Trilateral Bloc Could Defend a Fraying Liberal Order
Japan, Europe and the United States are the leading stakeholders in the liberal international order constructed after 1945 and consolidated after 1989. Together, the allies rebuilt a world ruined by war, defeated Soviet tyranny, sustained great-power peace in Asia, spurred a wave of democratic transitions, and catalyzed a global economic miracle.
But as these nations prepare to gather for the G7 summit in May, that liberal order is now fraying. China's leaders are deploying military force to redraw the strategic map of Asia. Russia's leader, instead of celebrating the liberation of his people from tyranny, sees the collapse of the Soviet system as a tragedy and is working to build a new shadow empire in Eurasia. Western democracies are under pressure at home from forces of nativism, populism, and protectionism that threaten historic gains from globalization.

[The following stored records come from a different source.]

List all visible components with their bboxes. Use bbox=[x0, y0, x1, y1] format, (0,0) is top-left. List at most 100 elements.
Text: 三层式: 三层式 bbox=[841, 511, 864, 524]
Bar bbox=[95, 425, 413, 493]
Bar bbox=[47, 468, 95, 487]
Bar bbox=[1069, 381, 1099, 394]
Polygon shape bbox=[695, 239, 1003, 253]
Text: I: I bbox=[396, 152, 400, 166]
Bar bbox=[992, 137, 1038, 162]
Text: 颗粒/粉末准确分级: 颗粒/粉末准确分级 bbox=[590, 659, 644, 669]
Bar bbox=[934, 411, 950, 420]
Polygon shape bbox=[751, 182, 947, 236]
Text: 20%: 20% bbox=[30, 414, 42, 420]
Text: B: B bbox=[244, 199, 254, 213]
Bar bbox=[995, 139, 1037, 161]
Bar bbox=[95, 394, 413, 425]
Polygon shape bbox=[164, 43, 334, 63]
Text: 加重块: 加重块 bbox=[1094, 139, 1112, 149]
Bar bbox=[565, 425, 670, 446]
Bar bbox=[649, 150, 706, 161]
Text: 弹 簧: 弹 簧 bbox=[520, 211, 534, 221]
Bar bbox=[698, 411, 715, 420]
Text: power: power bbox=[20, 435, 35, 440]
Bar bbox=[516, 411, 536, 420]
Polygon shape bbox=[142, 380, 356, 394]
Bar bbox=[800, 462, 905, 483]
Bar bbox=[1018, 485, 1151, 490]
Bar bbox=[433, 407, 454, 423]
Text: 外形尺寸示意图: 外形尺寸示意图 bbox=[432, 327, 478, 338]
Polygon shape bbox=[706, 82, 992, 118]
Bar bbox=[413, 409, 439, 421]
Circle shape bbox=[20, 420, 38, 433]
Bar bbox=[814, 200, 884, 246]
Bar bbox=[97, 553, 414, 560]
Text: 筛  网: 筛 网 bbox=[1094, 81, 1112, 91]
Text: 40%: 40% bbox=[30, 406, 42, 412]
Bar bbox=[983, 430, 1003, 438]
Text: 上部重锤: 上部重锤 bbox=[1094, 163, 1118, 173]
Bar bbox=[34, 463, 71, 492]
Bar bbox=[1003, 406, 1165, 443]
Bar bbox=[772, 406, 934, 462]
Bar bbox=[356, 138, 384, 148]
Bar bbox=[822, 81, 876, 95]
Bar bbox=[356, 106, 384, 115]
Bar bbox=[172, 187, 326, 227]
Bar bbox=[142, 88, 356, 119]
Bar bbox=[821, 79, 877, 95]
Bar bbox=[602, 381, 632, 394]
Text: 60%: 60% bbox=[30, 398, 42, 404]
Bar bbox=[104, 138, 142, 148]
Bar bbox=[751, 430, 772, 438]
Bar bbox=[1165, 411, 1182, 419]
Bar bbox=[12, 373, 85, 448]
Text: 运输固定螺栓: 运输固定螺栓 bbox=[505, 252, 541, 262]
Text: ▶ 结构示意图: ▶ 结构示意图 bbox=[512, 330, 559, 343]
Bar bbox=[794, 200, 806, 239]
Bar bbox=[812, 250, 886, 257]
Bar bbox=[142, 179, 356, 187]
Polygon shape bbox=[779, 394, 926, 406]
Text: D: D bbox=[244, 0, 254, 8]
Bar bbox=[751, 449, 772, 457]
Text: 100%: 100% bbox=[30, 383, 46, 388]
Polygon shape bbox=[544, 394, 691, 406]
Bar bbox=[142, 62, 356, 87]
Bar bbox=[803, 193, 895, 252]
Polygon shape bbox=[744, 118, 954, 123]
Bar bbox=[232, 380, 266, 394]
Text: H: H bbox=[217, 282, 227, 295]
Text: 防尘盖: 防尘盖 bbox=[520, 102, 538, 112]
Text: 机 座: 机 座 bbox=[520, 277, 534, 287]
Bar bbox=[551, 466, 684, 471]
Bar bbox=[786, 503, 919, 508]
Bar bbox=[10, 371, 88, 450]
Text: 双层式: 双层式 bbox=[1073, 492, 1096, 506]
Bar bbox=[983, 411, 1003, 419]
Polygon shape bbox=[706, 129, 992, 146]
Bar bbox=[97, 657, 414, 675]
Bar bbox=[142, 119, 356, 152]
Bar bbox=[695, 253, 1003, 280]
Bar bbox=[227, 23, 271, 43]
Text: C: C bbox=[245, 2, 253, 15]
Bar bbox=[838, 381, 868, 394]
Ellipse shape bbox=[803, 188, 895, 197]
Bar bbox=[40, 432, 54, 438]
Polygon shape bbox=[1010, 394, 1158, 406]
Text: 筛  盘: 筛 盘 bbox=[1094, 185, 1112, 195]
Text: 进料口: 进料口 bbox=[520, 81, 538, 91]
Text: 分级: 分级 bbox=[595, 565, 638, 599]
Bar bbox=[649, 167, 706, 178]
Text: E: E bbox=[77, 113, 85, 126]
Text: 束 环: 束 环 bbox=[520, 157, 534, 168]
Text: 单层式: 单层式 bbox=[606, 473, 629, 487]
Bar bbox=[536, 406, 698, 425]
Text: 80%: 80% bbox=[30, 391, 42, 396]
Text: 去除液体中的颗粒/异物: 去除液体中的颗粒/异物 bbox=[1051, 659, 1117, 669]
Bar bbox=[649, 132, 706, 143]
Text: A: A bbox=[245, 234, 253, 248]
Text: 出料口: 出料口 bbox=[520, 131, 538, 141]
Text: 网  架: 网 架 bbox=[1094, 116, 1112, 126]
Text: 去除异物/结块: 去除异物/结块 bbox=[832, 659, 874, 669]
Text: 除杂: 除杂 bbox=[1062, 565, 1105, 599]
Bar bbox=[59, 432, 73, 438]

In response to the steady erosion of the liberal international order, the U.S., Europe and Japan must cooperate more systematically to bolster a system that best protects their people's common interests. The alternative is a more fragmented and contested world, with powers that do not share the allies' core values shaping global politics at their expense. The need for trilateral cooperation among the world's principal market democracies is urgent, both to strengthen the rules-based order and to create a more accommodative international context in which to renew the foundations of governance and growth at home.